My grandfather passed away in 2011. In his will he left 1/3 of his house to be split
between my 2 brothers and myself. My aunt who received 1/3 of the house as
well right away moved her daughter into the house. We have not been paid
anything and to my knowledge no rent is being paid. My aunt intends to buy the
house, in 2013 they sent me legal papers with a purchase price of 225,000
which is below the market value. At the time I signed the papers agreeing to that
sale price and assumed I would receive my cut. One of my brothers also signed
agreeing, and my 3rd brother did not sign it. To this date I have not been paid,
the sale hasn’t been completed, and my cousin is living rent free in this house.
What are my options to either get my cut, or can I force that rent be paid until
things are settled? Is there a statute of limitations when it comes to these
matters? I’m getting frustrated with the situation.

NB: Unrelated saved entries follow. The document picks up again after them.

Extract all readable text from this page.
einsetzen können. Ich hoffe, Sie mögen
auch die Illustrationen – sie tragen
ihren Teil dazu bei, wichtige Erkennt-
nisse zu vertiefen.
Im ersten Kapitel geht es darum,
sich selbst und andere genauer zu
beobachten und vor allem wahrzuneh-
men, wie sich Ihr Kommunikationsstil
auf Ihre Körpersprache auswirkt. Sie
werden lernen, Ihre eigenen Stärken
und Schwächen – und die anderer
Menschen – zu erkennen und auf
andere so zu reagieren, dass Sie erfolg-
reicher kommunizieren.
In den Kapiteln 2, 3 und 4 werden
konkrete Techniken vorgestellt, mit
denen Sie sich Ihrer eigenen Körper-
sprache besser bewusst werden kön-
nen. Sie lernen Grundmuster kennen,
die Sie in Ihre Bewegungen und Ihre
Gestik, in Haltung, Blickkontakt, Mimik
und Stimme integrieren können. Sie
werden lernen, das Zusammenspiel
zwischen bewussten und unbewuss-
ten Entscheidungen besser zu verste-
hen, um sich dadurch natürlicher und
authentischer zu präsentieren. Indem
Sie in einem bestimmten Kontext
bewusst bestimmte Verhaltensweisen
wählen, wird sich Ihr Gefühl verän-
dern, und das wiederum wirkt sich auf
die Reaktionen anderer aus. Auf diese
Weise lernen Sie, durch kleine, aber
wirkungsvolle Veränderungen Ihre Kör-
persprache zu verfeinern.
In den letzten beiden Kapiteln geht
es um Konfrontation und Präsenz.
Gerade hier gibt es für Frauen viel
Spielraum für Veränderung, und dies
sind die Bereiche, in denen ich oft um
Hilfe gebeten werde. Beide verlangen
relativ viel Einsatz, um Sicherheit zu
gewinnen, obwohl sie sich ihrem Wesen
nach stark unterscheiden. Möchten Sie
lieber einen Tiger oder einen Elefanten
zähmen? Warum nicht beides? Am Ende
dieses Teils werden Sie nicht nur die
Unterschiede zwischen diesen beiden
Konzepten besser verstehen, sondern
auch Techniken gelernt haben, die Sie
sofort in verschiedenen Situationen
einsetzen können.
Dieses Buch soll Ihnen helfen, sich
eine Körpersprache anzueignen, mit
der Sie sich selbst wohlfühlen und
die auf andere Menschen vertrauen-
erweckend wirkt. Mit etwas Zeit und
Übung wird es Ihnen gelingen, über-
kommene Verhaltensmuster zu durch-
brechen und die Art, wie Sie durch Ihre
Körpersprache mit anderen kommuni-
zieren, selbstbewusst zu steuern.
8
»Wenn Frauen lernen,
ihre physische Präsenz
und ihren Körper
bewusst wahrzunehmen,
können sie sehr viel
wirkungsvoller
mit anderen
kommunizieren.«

Asked on October 17, 2018 under Estate Planning, New York

Answers:

SJZ, Member, New York Bar / FreeAdvice Contributing Attorney

Answered 2 years ago | Contributor

1) Whether you can force the sale you signed up to go through so you can be paid depends on what the papers said: did they require all three of your to agree to the sale before it would happen? Or did it guaranty you payment for your interest even if one or both of your siblings did not go along? We can't answer this question for you definitely, because it depends 100% on what the papers said.
2) You can't force your cousin to pay rent: any owner of the home--and you write that your aunt is a 1/3 owner--has the right to let any person(s) she wants occupy the house rent free. You, as part owner, could therefore move in, or move friends in, and your aunt and her daughter could not keep you out.
3) If the papers don't give you an enforceable right to a sale now and you are tired of the situation, you could bring a type of legal action (lawsuit) traditionally called an action "for ejectment" (though your state may have a different name for it). In this action, when the owners of real estate cannot agree as to what to do with it, one of them can ask the court for an order requiring that property be sold and the proceeds, after paying costs of sale and paying off any mortgages, liens, HELOCs, etc., be divided among the owners. If you want to explore this kind of legal action, consult with a real estate attorney.